CHINA / SOCIETY
Medical supply shortage haunts Hubei
Published: Jan 31, 2020 10:03 PM

A worker arranges protective masks at the workshop of a company in Xiajiang, east China's Jiangxi Province, Jan. 29, 2020. To help fight the outbreak of pneumonia caused by novel coronavirus, workers of many medical material companies rushed to work ahead of schedule to make protective masks. Photo: Xinhua


Thousands of medical personnel from across China have been rushing to Hubei, bringing medical supplies, as the extreme shortage of medical supplies has been haunting the epicenter of the novel coronavirus in the country. 
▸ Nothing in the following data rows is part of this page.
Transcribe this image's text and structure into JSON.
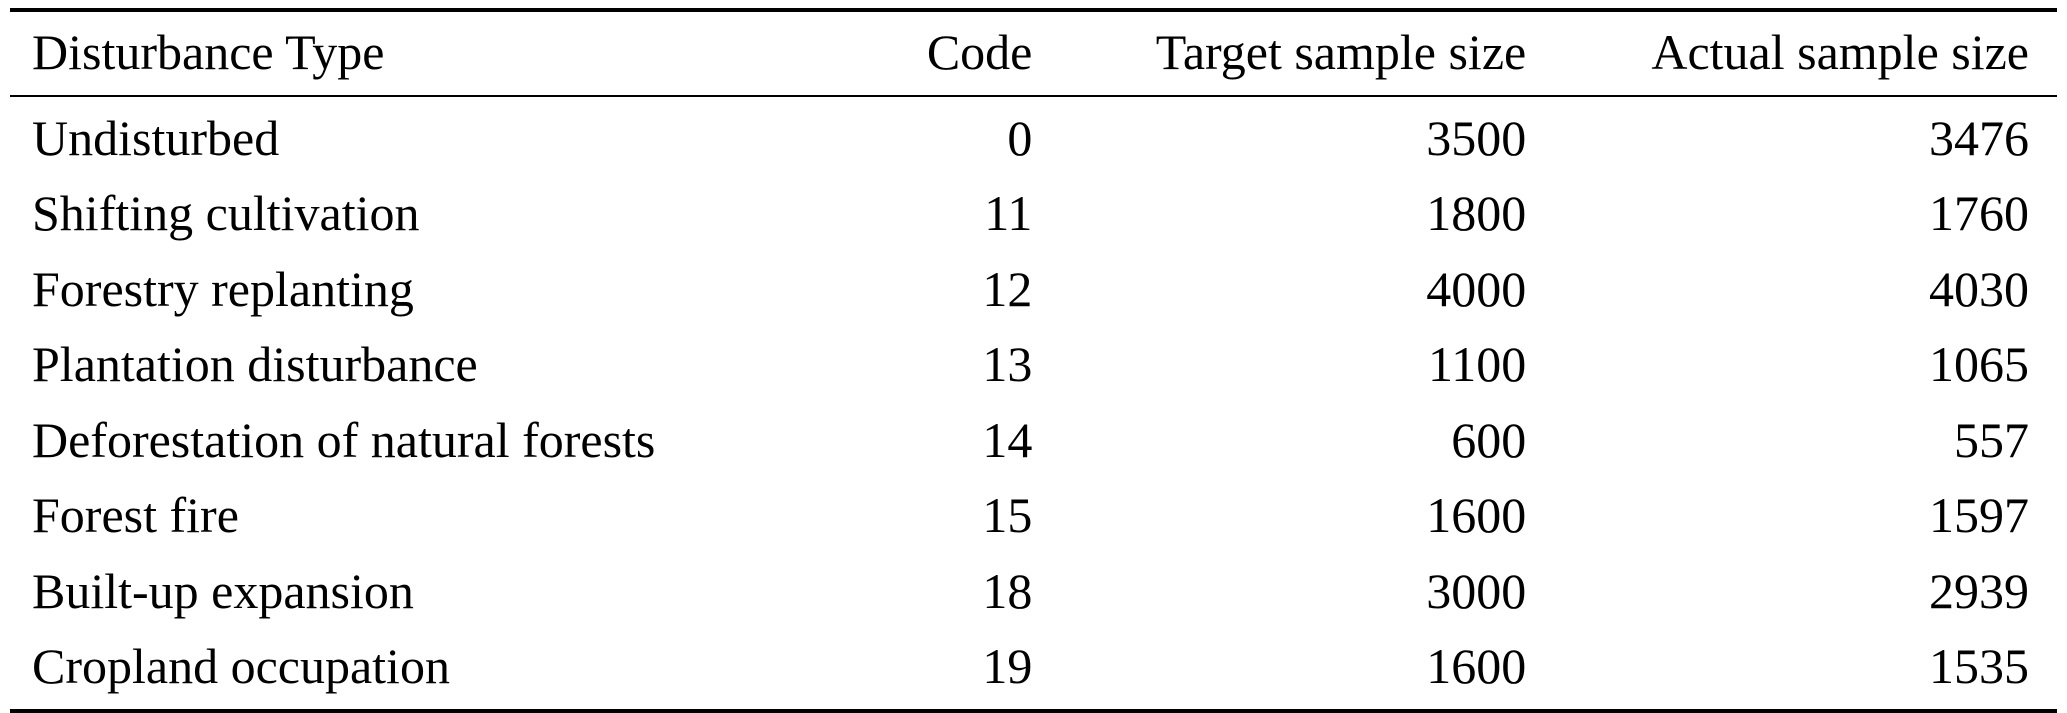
{
  "table": {
    "headers": [
      "Disturbance Type",
      "Code",
      "Target sample size",
      "Actual sample size"
    ],
    "rows": [
      [
        "Undisturbed",
        "0",
        "3500",
        "3476"
      ],
      [
        "Shifting cultivation",
        "11",
        "1800",
        "1760"
      ],
      [
        "Forestry replanting",
        "12",
        "4000",
        "4030"
      ],
      [
        "Plantation disturbance",
        "13",
        "1100",
        "1065"
      ],
      [
        "Deforestation of natural forests",
        "14",
        "600",
        "557"
      ],
      [
        "Forest fire",
        "15",
        "1600",
        "1597"
      ],
      [
        "Built-up expansion",
        "18",
        "3000",
        "2939"
      ],
      [
        "Cropland occupation",
        "19",
        "1600",
        "1535"
      ]
    ]
  }
}
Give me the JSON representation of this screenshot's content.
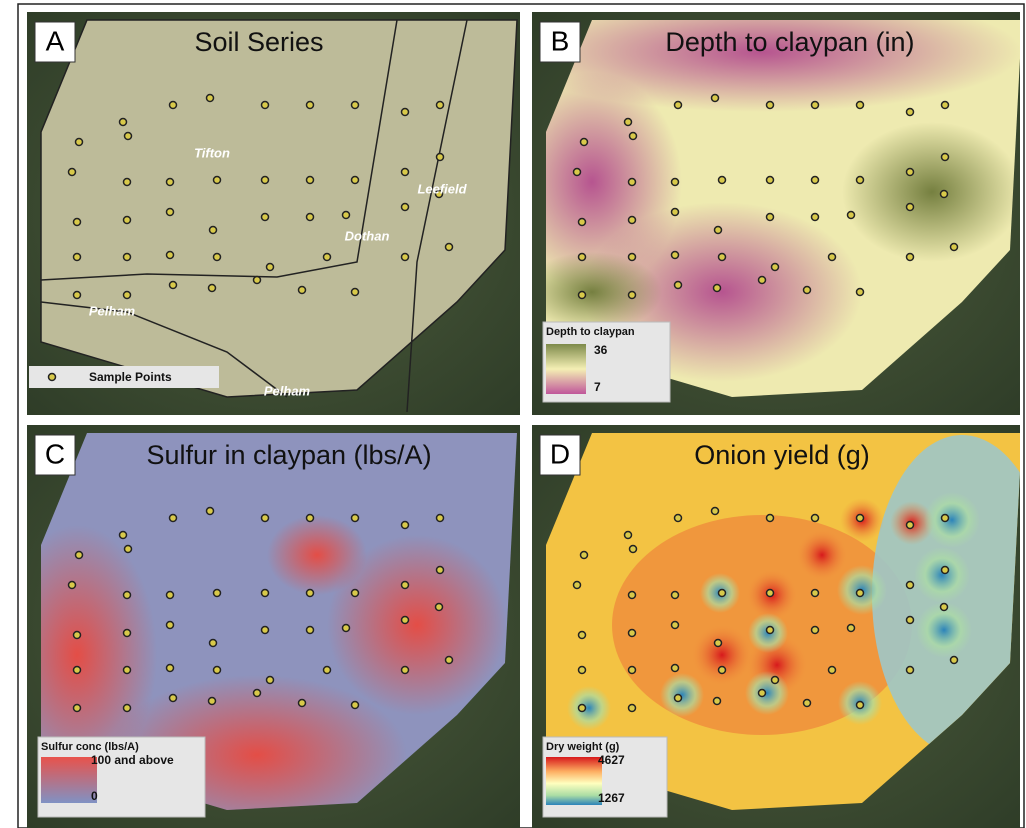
{
  "panels": [
    {
      "letter": "A",
      "title": "Soil Series",
      "map_labels": [
        "Tifton",
        "Dothan",
        "Leefield",
        "Pelham",
        "Pelham"
      ],
      "legend": {
        "items": [
          "Sample Points"
        ]
      }
    },
    {
      "letter": "B",
      "title": "Depth to claypan (in)",
      "legend": {
        "title": "Depth to claypan",
        "max": 36,
        "min": 7
      }
    },
    {
      "letter": "C",
      "title": "Sulfur in claypan (lbs/A)",
      "legend": {
        "title": "Sulfur conc (lbs/A)",
        "max": "100 and above",
        "min": 0
      }
    },
    {
      "letter": "D",
      "title": "Onion yield (g)",
      "legend": {
        "title": "Dry weight (g)",
        "max": 4627,
        "min": 1267
      }
    }
  ]
}
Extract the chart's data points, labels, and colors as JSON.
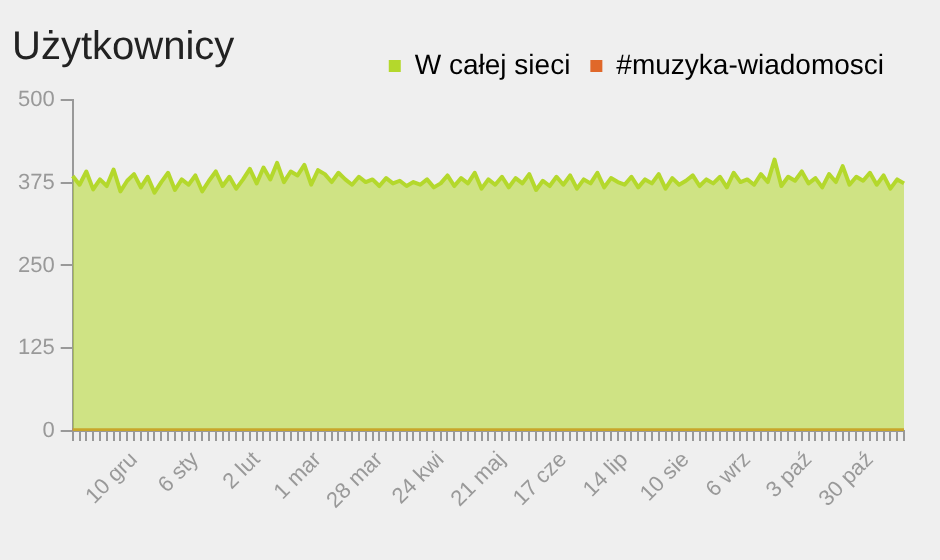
{
  "chart_data": {
    "type": "area",
    "title": "Użytkownicy",
    "categories": [
      null,
      null,
      null,
      null,
      null,
      null,
      null,
      null,
      null,
      "10 gru",
      null,
      null,
      null,
      null,
      null,
      null,
      null,
      null,
      "6 sty",
      null,
      null,
      null,
      null,
      null,
      null,
      null,
      null,
      "2 lut",
      null,
      null,
      null,
      null,
      null,
      null,
      null,
      null,
      "1 mar",
      null,
      null,
      null,
      null,
      null,
      null,
      null,
      null,
      "28 mar",
      null,
      null,
      null,
      null,
      null,
      null,
      null,
      null,
      "24 kwi",
      null,
      null,
      null,
      null,
      null,
      null,
      null,
      null,
      "21 maj",
      null,
      null,
      null,
      null,
      null,
      null,
      null,
      null,
      "17 cze",
      null,
      null,
      null,
      null,
      null,
      null,
      null,
      null,
      "14 lip",
      null,
      null,
      null,
      null,
      null,
      null,
      null,
      null,
      "10 sie",
      null,
      null,
      null,
      null,
      null,
      null,
      null,
      null,
      "6 wrz",
      null,
      null,
      null,
      null,
      null,
      null,
      null,
      null,
      "3 paź",
      null,
      null,
      null,
      null,
      null,
      null,
      null,
      null,
      "30 paź",
      null,
      null,
      null,
      null,
      null
    ],
    "series": [
      {
        "name": "W całej sieci",
        "color": "#b4d82c",
        "values": [
          385,
          372,
          392,
          365,
          380,
          370,
          395,
          362,
          378,
          388,
          368,
          384,
          360,
          376,
          390,
          364,
          380,
          372,
          386,
          362,
          378,
          392,
          370,
          384,
          366,
          380,
          396,
          374,
          398,
          380,
          405,
          376,
          392,
          386,
          402,
          372,
          394,
          388,
          376,
          390,
          380,
          372,
          384,
          376,
          380,
          370,
          382,
          374,
          378,
          370,
          376,
          372,
          380,
          368,
          374,
          386,
          370,
          382,
          374,
          390,
          366,
          380,
          372,
          384,
          368,
          382,
          374,
          388,
          364,
          378,
          370,
          384,
          372,
          386,
          366,
          380,
          374,
          390,
          368,
          382,
          376,
          372,
          384,
          368,
          380,
          374,
          388,
          366,
          382,
          372,
          378,
          386,
          370,
          380,
          374,
          384,
          368,
          390,
          376,
          380,
          372,
          388,
          376,
          410,
          370,
          384,
          378,
          392,
          374,
          382,
          368,
          388,
          376,
          400,
          372,
          384,
          378,
          390,
          372,
          386,
          366,
          380,
          374
        ]
      },
      {
        "name": "#muzyka-wiadomosci",
        "color": "#e0682a",
        "values": [
          1,
          1,
          1,
          1,
          1,
          1,
          1,
          1,
          1,
          1,
          1,
          1,
          1,
          1,
          1,
          1,
          1,
          1,
          1,
          1,
          1,
          1,
          1,
          1,
          1,
          1,
          1,
          1,
          1,
          1,
          1,
          1,
          1,
          1,
          1,
          1,
          1,
          1,
          1,
          1,
          1,
          1,
          1,
          1,
          1,
          1,
          1,
          1,
          1,
          1,
          1,
          1,
          1,
          1,
          1,
          1,
          1,
          1,
          1,
          1,
          1,
          1,
          1,
          1,
          1,
          1,
          1,
          1,
          1,
          1,
          1,
          1,
          1,
          1,
          1,
          1,
          1,
          1,
          1,
          1,
          1,
          1,
          1,
          1,
          1,
          1,
          1,
          1,
          1,
          1,
          1,
          1,
          1,
          1,
          1,
          1,
          1,
          1,
          1,
          1,
          1,
          1,
          1,
          1,
          1,
          1,
          1,
          1,
          1,
          1,
          1,
          1,
          1,
          1,
          1,
          1,
          1,
          1,
          1,
          1,
          1,
          1,
          1
        ]
      }
    ],
    "ylim": [
      0,
      500
    ],
    "yticks": [
      0,
      125,
      250,
      375,
      500
    ],
    "grid": false,
    "legend": "top right",
    "marker": "none"
  }
}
"Some frontline co-workers are betting with their lives. They have to save lives with or without sufficient supplies," an employee at the Union Hospital in Wuhan, capital of Central China's Hubei Province, told the Global Times on Friday.

Hospitals in Hubei have been posting on social media platforms, asking the public to donate supplies.

Cao Guangjing, vice governor of Hubei, admitted on Thursday at a press conference that the most needed supplies, such as protective clothing and N95 masks, have always been in short supply.

Pictures circulating online showed frontline medical staff making masks out of fabrics. Some of them, without protective suits, use huge plastic bags to cover themselves, some even use swimming goggles. 

Hospital employees preferred not to be identified said many donated products do not meet the requirements for medical use. 

A total of 6,129 medical personnel of 53 teams from national medical authorities, 29 provincial regions and three military hospitals had arrived in Hubei by Wednesday night, the CCTV reported Thursday.

Doctors and nurses brought medical supplies badly needed in Hubei. An aid team from East China's Shandong Province brought 100,000 masks, while the team from Northwest China's Xinjiang Uygur Autonomous Region brought respirators, electrocardiographs and medicine.

Zhang Liu, the leader of the medical team from Peking University People's Hospital in Beijing, told the Global Times that the constant changes and development of the disease make it difficult to apply treatment. 

He said medical staff in protective clothing feel stuffy, sweaty and breath uncomfortably as the clothing is not breathable. Medical staff on duty for six hours wear diapers to avoid going to the bathroom and infecting patients.